The three stories get passed around until finally the raid takes place. While the attempt at building the story is admirable before getting to the action, it is very stale. Gibson is supposed to be a leader of men, and though he spends most of the movie with malaria and is weak, I would have liked to have seen something that truly displayed his leadership. The romance that apparently went unconsummated, for a variety of reasons, between he and Utinsky never seemed to have any weight--this is where a flashback might have helped, and even though you might say, "Well, flashbacks are cheap narrative devices," that wouldn't explain why there's dull voiceover narration in this.

Don't get me wrong, though. Once The Great Raid finally occurs, it's great cinema. The tactical plan before it occurs builds nice tension, and the actual execution of it is great. The lack of character development weakens it a bit, because key scenes get played by guys you haven't really gotten to know, and their life or death seems a little irrelevant. They are still good scenes, however. And that's what I believe the filmmakers are hoping you walk out of the movie talking about, and hence recommending it. But you have to sit through nearly two hours of washed-out, tedious film before getting to it.

1 Comments:

At 8/11/2005 10:48:00 PM, Blogger Jonathan said...

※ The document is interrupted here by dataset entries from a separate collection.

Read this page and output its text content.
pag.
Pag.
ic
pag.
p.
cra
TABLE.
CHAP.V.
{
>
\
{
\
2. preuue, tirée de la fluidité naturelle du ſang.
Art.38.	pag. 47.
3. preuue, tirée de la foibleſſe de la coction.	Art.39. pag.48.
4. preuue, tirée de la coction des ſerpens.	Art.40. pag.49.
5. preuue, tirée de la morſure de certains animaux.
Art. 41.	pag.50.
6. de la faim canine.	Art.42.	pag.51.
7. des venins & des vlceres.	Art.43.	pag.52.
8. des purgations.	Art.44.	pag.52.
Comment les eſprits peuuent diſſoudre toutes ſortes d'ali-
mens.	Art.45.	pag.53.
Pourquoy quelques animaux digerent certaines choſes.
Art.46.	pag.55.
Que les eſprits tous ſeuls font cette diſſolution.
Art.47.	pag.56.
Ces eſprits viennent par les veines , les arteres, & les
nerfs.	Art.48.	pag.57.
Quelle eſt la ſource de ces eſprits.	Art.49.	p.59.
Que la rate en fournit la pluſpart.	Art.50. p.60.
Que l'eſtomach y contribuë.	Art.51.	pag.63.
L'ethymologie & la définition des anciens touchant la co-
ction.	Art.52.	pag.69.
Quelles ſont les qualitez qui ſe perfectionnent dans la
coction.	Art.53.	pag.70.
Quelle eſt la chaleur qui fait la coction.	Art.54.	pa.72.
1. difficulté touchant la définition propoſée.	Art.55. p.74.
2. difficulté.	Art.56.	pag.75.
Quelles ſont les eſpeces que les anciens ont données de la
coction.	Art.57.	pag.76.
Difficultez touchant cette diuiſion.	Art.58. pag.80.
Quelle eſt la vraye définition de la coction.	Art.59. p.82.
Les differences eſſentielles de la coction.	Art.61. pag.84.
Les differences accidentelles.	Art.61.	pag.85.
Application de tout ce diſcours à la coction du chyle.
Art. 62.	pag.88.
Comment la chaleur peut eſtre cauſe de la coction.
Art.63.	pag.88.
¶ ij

Man, and talk about a movie just getting dumped, and in the summer season no less. There was very little word of this at all this year, and then a couple of weeks before it comes out a few previews start popping up on television. Maybe "The History Channel" has been talking about it for awhile. Who knows?

I do like Dahl quite a bit. "Red Rock West" is quite possibly the greatest movie that no one has ever seen. But I just can't get too interested in this one.